Q: What is the next step for the smart bandage?

Dr. Gurtner: We are working on a wearable, continuous monitoring device. We’re optimistic that with 168 hours of continuous data, we’ll have an enormous data set that will increase our resolution and predictive ability for bad outcomes.

 

Q: How are you using AI and data to refine the smart bandage’s capabilities?

Dr. Gurtner: Our model is unbiased, starting with nine commercially available sensors: temperature, humidity, pH, hemoglobin oxygenation, impedance and others. We correlated this data with electronic medical records to see which patients needed amputations or had complications. This was a big correlation exercise with lots of data. Even measuring once a week, we found a 90% positive predictive value for complications. Surprisingly, we only needed two sensors, not all nine, which makes a wearable device feasible, since a nine-sensor device would be very complicated. Now, with continuous monitoring for 168 hours, we’ll generate terabytes or petabytes of data, which only AI can handle. We’re refining an algorithm to say, ‘This wound is infected’ or ‘This wound will become infected,’ and trigger treatments like electrical stimulation, which would happen autonomously and not require a visit to the doctor. The electronic medical record data helps us refine these predictions quickly to deliver actionable outcomes.

 

Q: What surprising insights have you gained about wound healing through this research?

Dr. Gurtner: One obvious finding is that as a wound heals, skin temperature goes down. But a big surprise was pH. There’s an enormous amount of literature about pH, lactate and the acid-base equilibrium of wounds being critical, but we found no relationship between pH changes and wound outcomes. That’s very surprising and challenges what a lot of people thought was important. These insights are shaping how we think about wound healing.

 

Q: What is the timeline for bringing these smart bandages to clinical use?

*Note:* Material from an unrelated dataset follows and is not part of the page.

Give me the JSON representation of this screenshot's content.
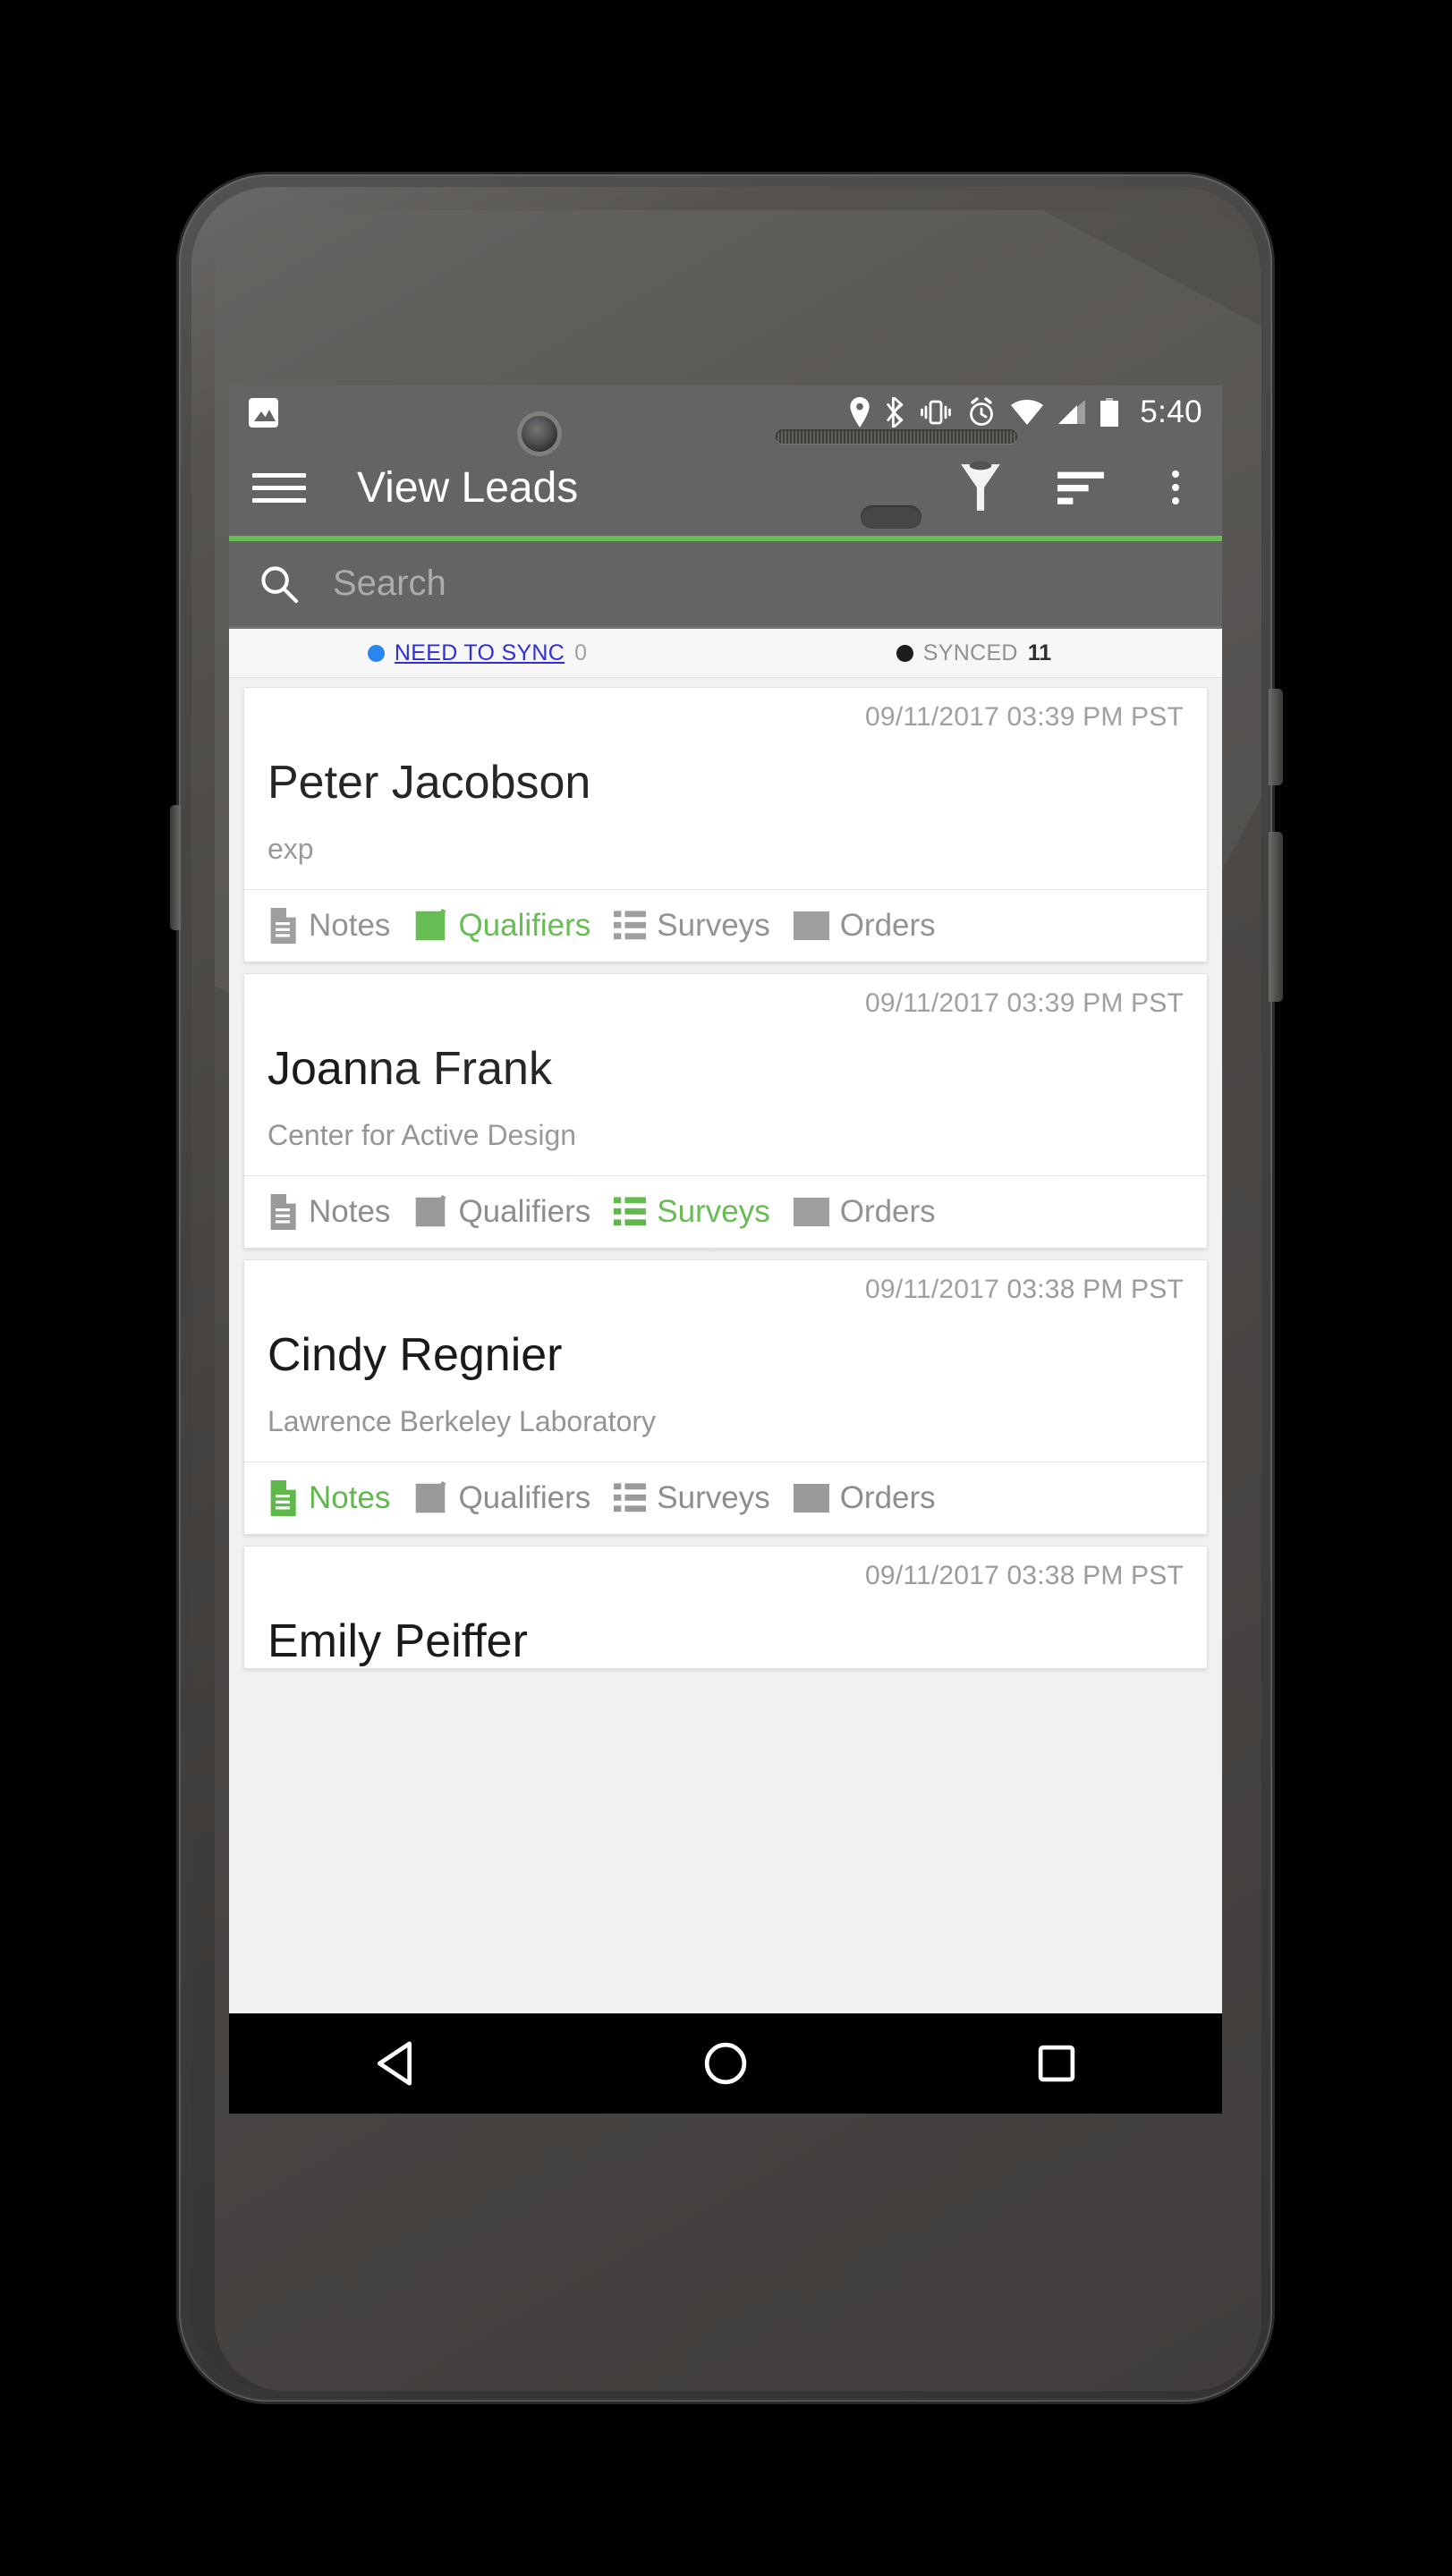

Dr. Gurtner: We’ll start applying the continuous bandages this fall, but there are challenges to troubleshoot, like data transmission. Continuous Wi-Fi or Bluetooth drains the battery in 10 hours, so we’re creating data packages downloaded every 6 to 8 hours to last a week, since patients come in weekly. Our Department of Defense grant includes funding for FDA approval. After that, a startup company might manufacture the device. Once we prove this simple device can predict outcomes as an early warning system, I think larger medical device companies will become interested.

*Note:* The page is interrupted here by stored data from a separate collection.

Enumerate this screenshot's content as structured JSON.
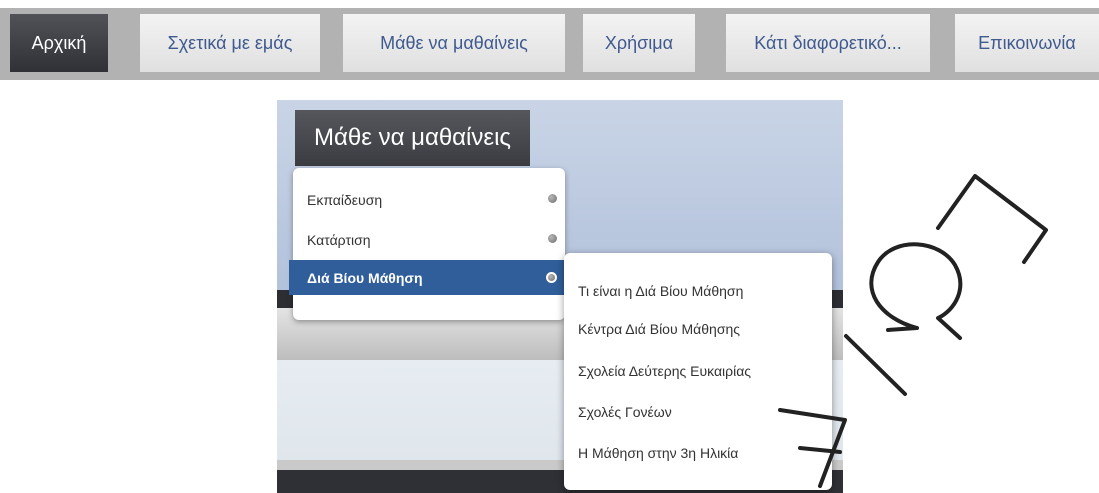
{
  "nav": {
    "tabs": [
      {
        "label": "Αρχική",
        "active": true
      },
      {
        "label": "Σχετικά με εμάς",
        "active": false
      },
      {
        "label": "Μάθε να μαθαίνεις",
        "active": false
      },
      {
        "label": "Χρήσιμα",
        "active": false
      },
      {
        "label": "Κάτι διαφορετικό...",
        "active": false
      },
      {
        "label": "Επικοινωνία",
        "active": false
      }
    ]
  },
  "illustration": {
    "menu_title": "Μάθε να μαθαίνεις",
    "dropdown": {
      "items": [
        {
          "label": "Εκπαίδευση",
          "active": false
        },
        {
          "label": "Κατάρτιση",
          "active": false
        },
        {
          "label": "Διά Βίου Μάθηση",
          "active": true
        }
      ]
    },
    "submenu": {
      "items": [
        {
          "label": "Τι είναι η Διά Βίου Μάθηση"
        },
        {
          "label": "Κέντρα Διά Βίου Μάθησης"
        },
        {
          "label": "Σχολεία Δεύτερης Ευκαιρίας"
        },
        {
          "label": "Σχολές Γονέων"
        },
        {
          "label": "Η Μάθηση στην 3η Ηλικία"
        }
      ]
    }
  },
  "colors": {
    "active_tab": "#3a3c41",
    "tab_text": "#3f5a8f",
    "nav_bar": "#b2b2b2",
    "highlight": "#2f5e9a"
  },
  "watermark_icon": "letter-watermark"
}
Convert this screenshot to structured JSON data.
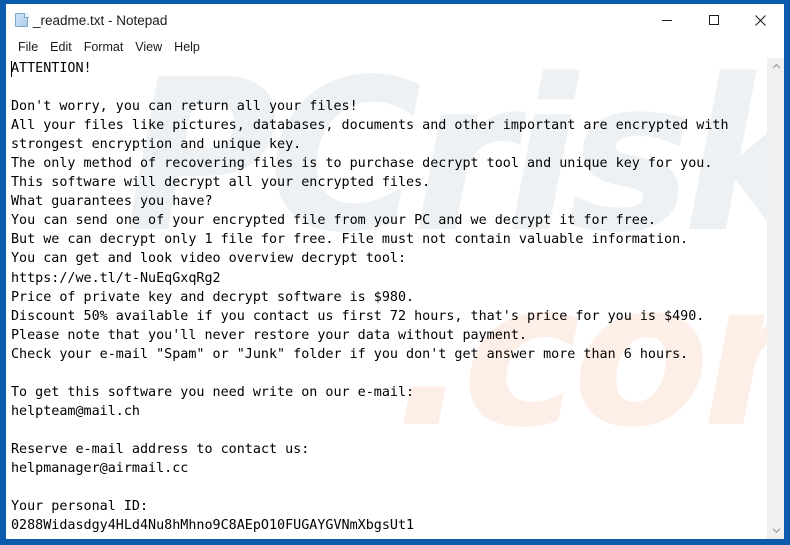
{
  "window": {
    "title": "_readme.txt - Notepad",
    "icon": "notepad-document-icon",
    "frame_color": "#0a5bab",
    "background_color": "#ffffff",
    "controls": {
      "minimize": "minimize-icon",
      "maximize": "maximize-icon",
      "close": "close-icon"
    }
  },
  "menu": {
    "items": [
      {
        "label": "File"
      },
      {
        "label": "Edit"
      },
      {
        "label": "Format"
      },
      {
        "label": "View"
      },
      {
        "label": "Help"
      }
    ]
  },
  "editor": {
    "text_color": "#000000",
    "watermark_primary": "PCrisk",
    "watermark_secondary": ".com",
    "lines": [
      "ATTENTION!",
      "",
      "Don't worry, you can return all your files!",
      "All your files like pictures, databases, documents and other important are encrypted with",
      "strongest encryption and unique key.",
      "The only method of recovering files is to purchase decrypt tool and unique key for you.",
      "This software will decrypt all your encrypted files.",
      "What guarantees you have?",
      "You can send one of your encrypted file from your PC and we decrypt it for free.",
      "But we can decrypt only 1 file for free. File must not contain valuable information.",
      "You can get and look video overview decrypt tool:",
      "https://we.tl/t-NuEqGxqRg2",
      "Price of private key and decrypt software is $980.",
      "Discount 50% available if you contact us first 72 hours, that's price for you is $490.",
      "Please note that you'll never restore your data without payment.",
      "Check your e-mail \"Spam\" or \"Junk\" folder if you don't get answer more than 6 hours.",
      "",
      "To get this software you need write on our e-mail:",
      "helpteam@mail.ch",
      "",
      "Reserve e-mail address to contact us:",
      "helpmanager@airmail.cc",
      "",
      "Your personal ID:",
      "0288Widasdgy4HLd4Nu8hMhno9C8AEpO10FUGAYGVNmXbgsUt1"
    ],
    "ransom_details": {
      "price_full": "$980",
      "price_discounted": "$490",
      "discount_percent": "50%",
      "discount_window": "72 hours",
      "response_time": "6 hours",
      "free_file_count": "1",
      "video_url": "https://we.tl/t-NuEqGxqRg2",
      "primary_email": "helpteam@mail.ch",
      "reserve_email": "helpmanager@airmail.cc",
      "personal_id": "0288Widasdgy4HLd4Nu8hMhno9C8AEpO10FUGAYGVNmXbgsUt1"
    }
  },
  "scrollbar": {
    "up_arrow": "chevron-up-icon",
    "down_arrow": "chevron-down-icon",
    "orientation": "vertical"
  }
}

Q: Do you have other research plans for the smart bandage?

We plan to extend this to post-surgical monitoring, where surgical infections are a big problem, to predict readmissions and complications. We’ve also applied for a grant to explore new sensing modalities and actuators to treat infections autonomously, so the bandage could treat an infection without a physician’s involvement. I think this is where medicine will be in the next 50 years.